Legal experts, including those who have supported previous challenges to the ACA, don’t think much of this suit. There’s a question of whether the plaintiffs have standing, for starters. Then there’s the issue of congressional intent. Vox’s Dylan Scott, paraphrasing libertarian legal scholar Jonathan Adler, put it like this: “Yes, Congress A passed the mandate and the insurance reforms together, to work together. But Congress B just repealed the mandate and kept the insurance rules. Congress revises its laws all the time, and the most recent revision is the proper way to understand how Congress intends the law to work. And with that understanding, the new conservative argument doesn’t hold up.”
Maybe the argument doesn’t hold up, but that doesn’t mean that a politicized conservative majority on the Supreme Court would never go for it. Perhaps Roberts is sick of being the conservative traitor who joined up with the Notorious RBG to save the Affordable Care Act, and he takes the convoluted opening that Texas offers to get back in the good graces of conservative freedom lovers everywhere.
“Roberts hung his hat on the mandate,” Senate Democratic Leader Chuck Schumer said at a press conference on Wednesday. “Now that the mandate has changed, I wouldn’t count on Roberts. Nor should we have to.”
That’s fair. But the Kennedy-to-Kavanaugh switch wouldn’t change that scenario. Kennedy was willing to gut Obamacare through a challenge to the mandate in 2012, and there’s no reason to believe that he wouldn’t have been there again in the Texas case. If you assume, reasonably enough, that Kavanaugh would also side with the conservatives in the Texas case, he would just be doing the work that his predecessor was already prepared to do.

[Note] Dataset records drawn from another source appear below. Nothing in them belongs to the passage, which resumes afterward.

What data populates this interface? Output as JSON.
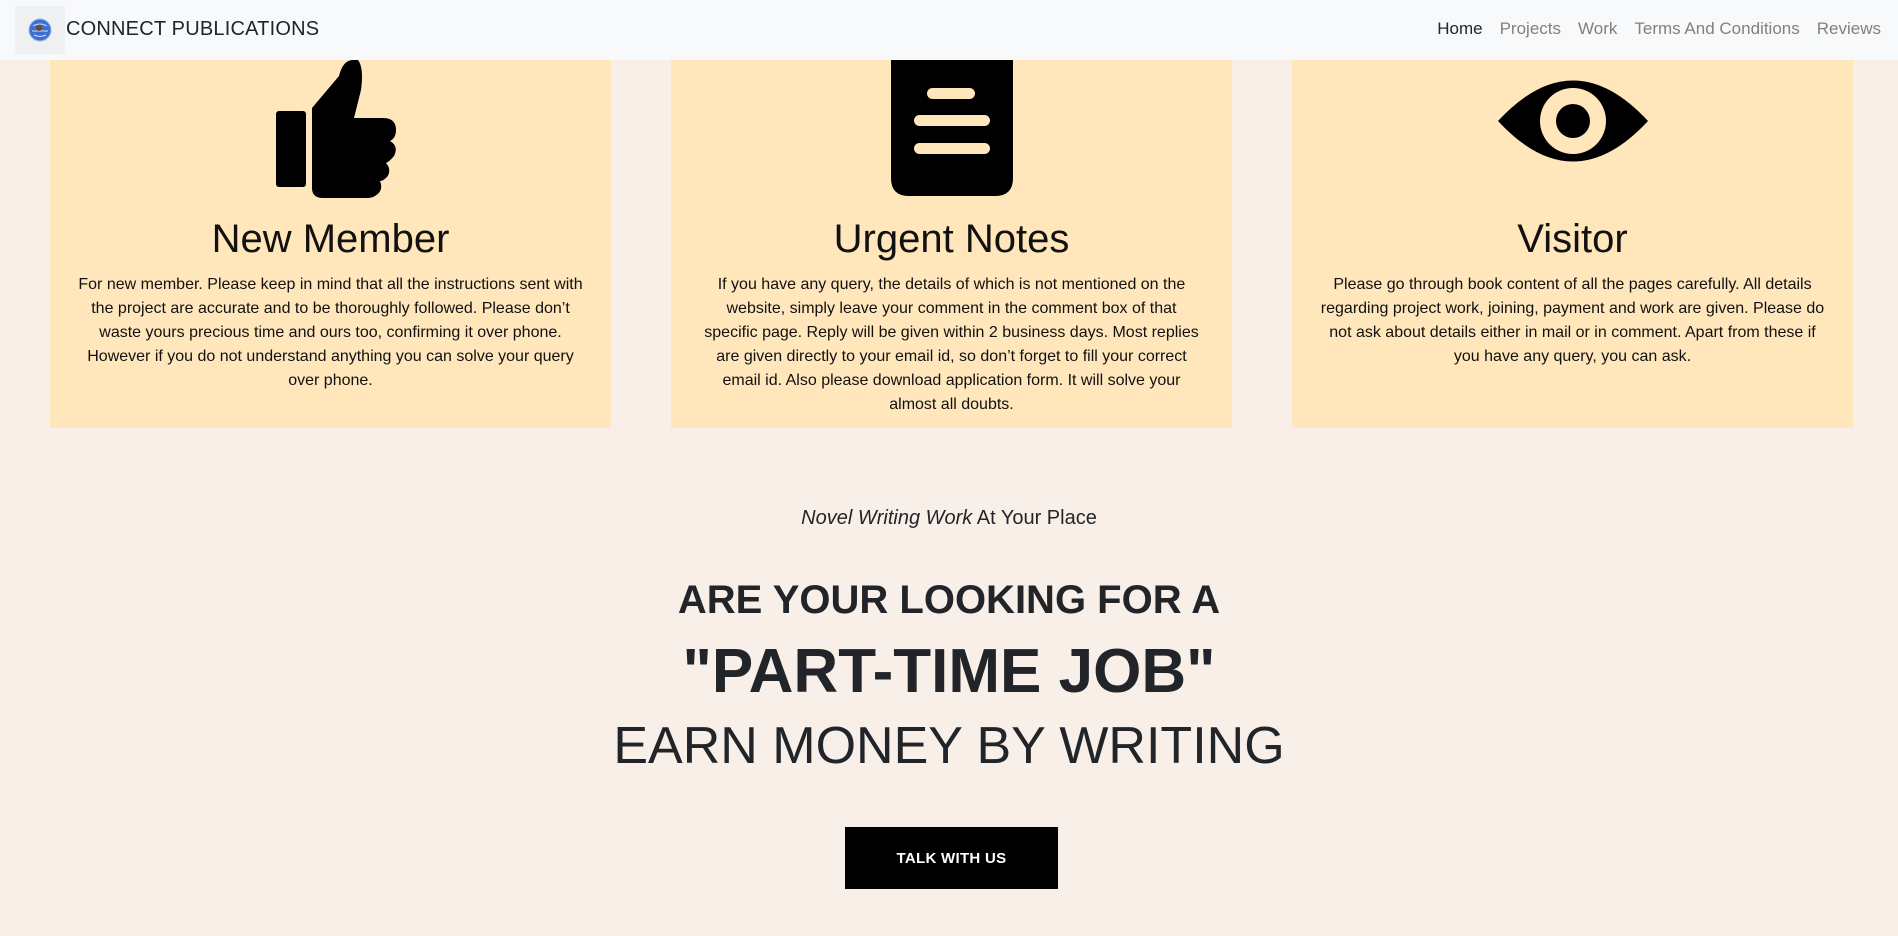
{
  "navbar": {
    "brand": "CONNECT PUBLICATIONS",
    "links": [
      {
        "label": "Home"
      },
      {
        "label": "Projects"
      },
      {
        "label": "Work"
      },
      {
        "label": "Terms And Conditions"
      },
      {
        "label": "Reviews"
      }
    ]
  },
  "cards": [
    {
      "icon": "thumbs-up-icon",
      "title": "New Member",
      "text": "For new member. Please keep in mind that all the instructions sent with the project are accurate and to be thoroughly followed. Please don’t waste yours precious time and ours too, confirming it over phone. However if you do not understand anything you can solve your query over phone."
    },
    {
      "icon": "document-icon",
      "title": "Urgent Notes",
      "text": "If you have any query, the details of which is not mentioned on the website, simply leave your comment in the comment box of that specific page. Reply will be given within 2 business days. Most replies are given directly to your email id, so don’t forget to fill your correct email id. Also please download application form. It will solve your almost all doubts."
    },
    {
      "icon": "eye-icon",
      "title": "Visitor",
      "text": "Please go through book content of all the pages carefully. All details regarding project work, joining, payment and work are given. Please do not ask about details either in mail or in comment. Apart from these if you have any query, you can ask."
    }
  ],
  "hero": {
    "tagline_emphasis": "Novel Writing Work",
    "tagline_rest": " At Your Place",
    "headline_1": "ARE YOUR LOOKING FOR A",
    "headline_2": "\"PART-TIME JOB\"",
    "headline_3": "EARN MONEY BY WRITING",
    "cta_label": "TALK WITH US"
  },
  "colors": {
    "page_background": "#f8efe8",
    "card_background": "#ffe6bb",
    "navbar_background": "#f8f9fa",
    "cta_background": "#000000"
  }
}
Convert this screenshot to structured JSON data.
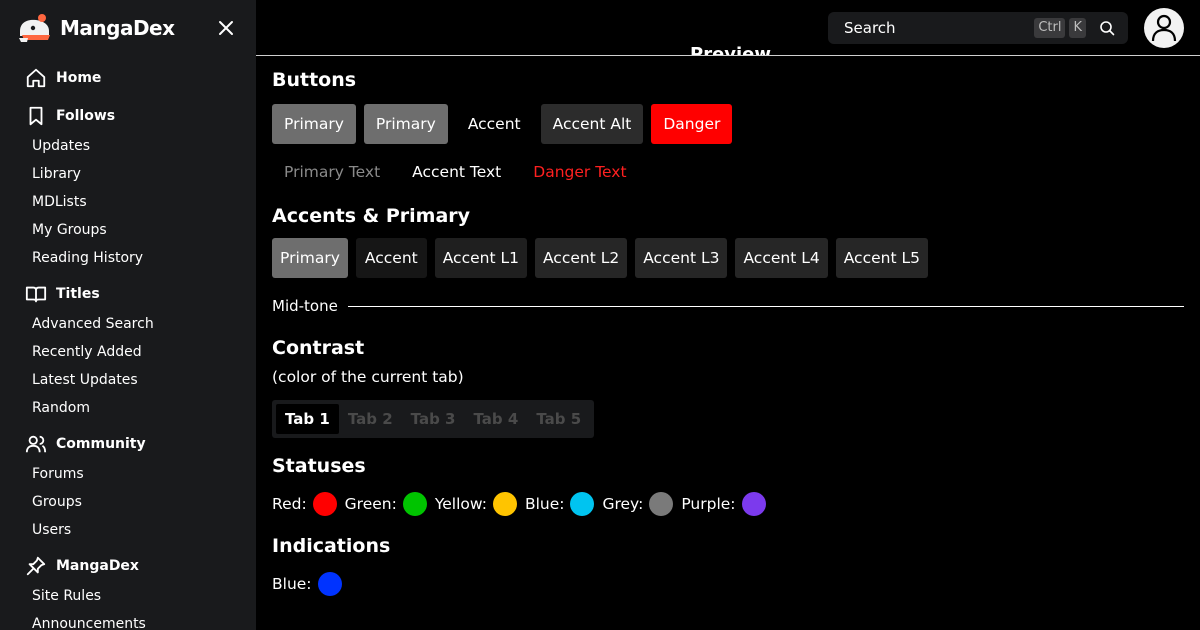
{
  "brand": {
    "name": "MangaDex"
  },
  "header": {
    "preview_label": "Preview",
    "search": {
      "placeholder": "Search",
      "kbd1": "Ctrl",
      "kbd2": "K"
    }
  },
  "sidebar": {
    "sections": [
      {
        "label": "Home",
        "icon": "home-icon",
        "items": []
      },
      {
        "label": "Follows",
        "icon": "bookmark-icon",
        "items": [
          "Updates",
          "Library",
          "MDLists",
          "My Groups",
          "Reading History"
        ]
      },
      {
        "label": "Titles",
        "icon": "book-open-icon",
        "items": [
          "Advanced Search",
          "Recently Added",
          "Latest Updates",
          "Random"
        ]
      },
      {
        "label": "Community",
        "icon": "users-icon",
        "items": [
          "Forums",
          "Groups",
          "Users"
        ]
      },
      {
        "label": "MangaDex",
        "icon": "pin-icon",
        "items": [
          "Site Rules",
          "Announcements"
        ]
      }
    ]
  },
  "main": {
    "buttons_title": "Buttons",
    "buttons": [
      "Primary",
      "Primary",
      "Accent",
      "Accent Alt",
      "Danger"
    ],
    "text_buttons": [
      "Primary Text",
      "Accent Text",
      "Danger Text"
    ],
    "accents_title": "Accents & Primary",
    "accents": [
      "Primary",
      "Accent",
      "Accent L1",
      "Accent L2",
      "Accent L3",
      "Accent L4",
      "Accent L5"
    ],
    "midtone": "Mid-tone",
    "contrast_title": "Contrast",
    "contrast_sub": "(color of the current tab)",
    "tabs": [
      "Tab 1",
      "Tab 2",
      "Tab 3",
      "Tab 4",
      "Tab 5"
    ],
    "statuses_title": "Statuses",
    "statuses": [
      {
        "label": "Red:",
        "color": "#ff0000"
      },
      {
        "label": "Green:",
        "color": "#00c400"
      },
      {
        "label": "Yellow:",
        "color": "#ffc400"
      },
      {
        "label": "Blue:",
        "color": "#00c4f0"
      },
      {
        "label": "Grey:",
        "color": "#7a7a7a"
      },
      {
        "label": "Purple:",
        "color": "#7c3aed"
      }
    ],
    "indications_title": "Indications",
    "indications": [
      {
        "label": "Blue:",
        "color": "#0033ff"
      }
    ]
  }
}
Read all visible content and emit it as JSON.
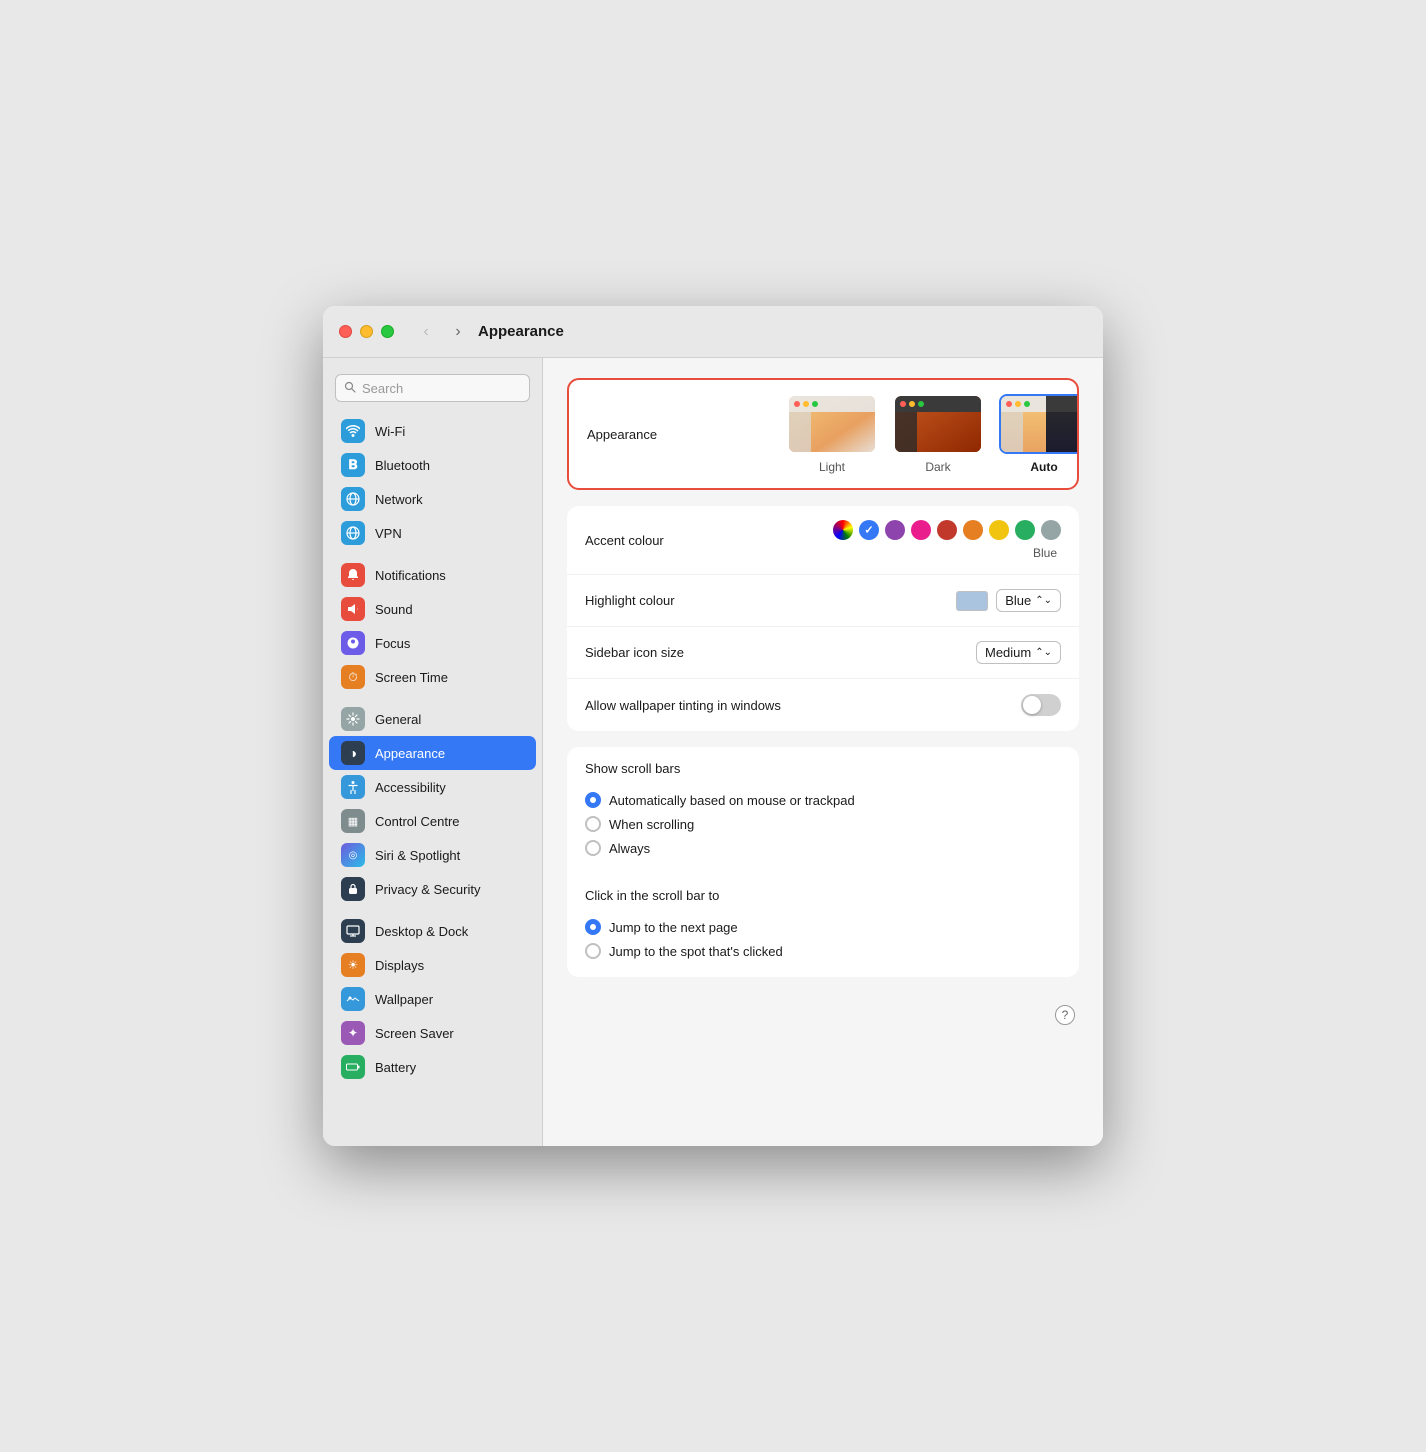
{
  "window": {
    "title": "Appearance"
  },
  "titlebar": {
    "back_arrow": "‹",
    "forward_arrow": "›",
    "title": "Appearance"
  },
  "sidebar": {
    "search_placeholder": "Search",
    "items": [
      {
        "id": "wifi",
        "label": "Wi-Fi",
        "icon": "wifi",
        "icon_char": "📶",
        "active": false
      },
      {
        "id": "bluetooth",
        "label": "Bluetooth",
        "icon": "bluetooth",
        "icon_char": "𝐁",
        "active": false
      },
      {
        "id": "network",
        "label": "Network",
        "icon": "network",
        "icon_char": "🌐",
        "active": false
      },
      {
        "id": "vpn",
        "label": "VPN",
        "icon": "vpn",
        "icon_char": "🌐",
        "active": false
      },
      {
        "id": "notifications",
        "label": "Notifications",
        "icon": "notifications",
        "icon_char": "🔔",
        "active": false
      },
      {
        "id": "sound",
        "label": "Sound",
        "icon": "sound",
        "icon_char": "🔊",
        "active": false
      },
      {
        "id": "focus",
        "label": "Focus",
        "icon": "focus",
        "icon_char": "🌙",
        "active": false
      },
      {
        "id": "screentime",
        "label": "Screen Time",
        "icon": "screentime",
        "icon_char": "⏱",
        "active": false
      },
      {
        "id": "general",
        "label": "General",
        "icon": "general",
        "icon_char": "⚙",
        "active": false
      },
      {
        "id": "appearance",
        "label": "Appearance",
        "icon": "appearance",
        "icon_char": "◑",
        "active": true
      },
      {
        "id": "accessibility",
        "label": "Accessibility",
        "icon": "accessibility",
        "icon_char": "♿",
        "active": false
      },
      {
        "id": "controlcentre",
        "label": "Control Centre",
        "icon": "controlcentre",
        "icon_char": "▦",
        "active": false
      },
      {
        "id": "siri",
        "label": "Siri & Spotlight",
        "icon": "siri",
        "icon_char": "◎",
        "active": false
      },
      {
        "id": "privacy",
        "label": "Privacy & Security",
        "icon": "privacy",
        "icon_char": "🔒",
        "active": false
      },
      {
        "id": "desktop",
        "label": "Desktop & Dock",
        "icon": "desktop",
        "icon_char": "🖥",
        "active": false
      },
      {
        "id": "displays",
        "label": "Displays",
        "icon": "displays",
        "icon_char": "☀",
        "active": false
      },
      {
        "id": "wallpaper",
        "label": "Wallpaper",
        "icon": "wallpaper",
        "icon_char": "🖼",
        "active": false
      },
      {
        "id": "screensaver",
        "label": "Screen Saver",
        "icon": "screensaver",
        "icon_char": "✦",
        "active": false
      },
      {
        "id": "battery",
        "label": "Battery",
        "icon": "battery",
        "icon_char": "🔋",
        "active": false
      }
    ]
  },
  "main": {
    "appearance_section_label": "Appearance",
    "appearance_options": [
      {
        "id": "light",
        "label": "Light",
        "selected": false
      },
      {
        "id": "dark",
        "label": "Dark",
        "selected": false
      },
      {
        "id": "auto",
        "label": "Auto",
        "selected": true
      }
    ],
    "accent_colour_label": "Accent colour",
    "accent_colours": [
      {
        "id": "multicolor",
        "color": "#b8a4c8",
        "label": "Multicolor"
      },
      {
        "id": "blue",
        "color": "#3478f6",
        "label": "Blue",
        "selected": true
      },
      {
        "id": "purple",
        "color": "#8e44ad",
        "label": "Purple"
      },
      {
        "id": "pink",
        "color": "#e91e8c",
        "label": "Pink"
      },
      {
        "id": "red",
        "color": "#c0392b",
        "label": "Red"
      },
      {
        "id": "orange",
        "color": "#e67e22",
        "label": "Orange"
      },
      {
        "id": "yellow",
        "color": "#f1c40f",
        "label": "Yellow"
      },
      {
        "id": "green",
        "color": "#27ae60",
        "label": "Green"
      },
      {
        "id": "graphite",
        "color": "#95a5a6",
        "label": "Graphite"
      }
    ],
    "accent_selected_label": "Blue",
    "highlight_colour_label": "Highlight colour",
    "highlight_colour_value": "Blue",
    "highlight_swatch_color": "#aac4e0",
    "sidebar_icon_size_label": "Sidebar icon size",
    "sidebar_icon_size_value": "Medium",
    "wallpaper_tinting_label": "Allow wallpaper tinting in windows",
    "wallpaper_tinting_enabled": false,
    "scroll_bars_section_label": "Show scroll bars",
    "scroll_bars_options": [
      {
        "id": "auto",
        "label": "Automatically based on mouse or trackpad",
        "selected": true
      },
      {
        "id": "scrolling",
        "label": "When scrolling",
        "selected": false
      },
      {
        "id": "always",
        "label": "Always",
        "selected": false
      }
    ],
    "click_scroll_section_label": "Click in the scroll bar to",
    "click_scroll_options": [
      {
        "id": "next_page",
        "label": "Jump to the next page",
        "selected": true
      },
      {
        "id": "spot_clicked",
        "label": "Jump to the spot that's clicked",
        "selected": false
      }
    ],
    "help_button_label": "?"
  }
}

Senate Democrats are correct that if you support the ACA’s individual insurance-market reforms, you should be terrified about what the Supreme Court might do to them with this new case. And from their perspective, they’re correct that no justice who’s prepared to strike down the ACA deserves their confirmation votes. But the question on which the ACA’s future hinges, before and after Kennedy’s retirement, is whether Justice Roberts can be swayed.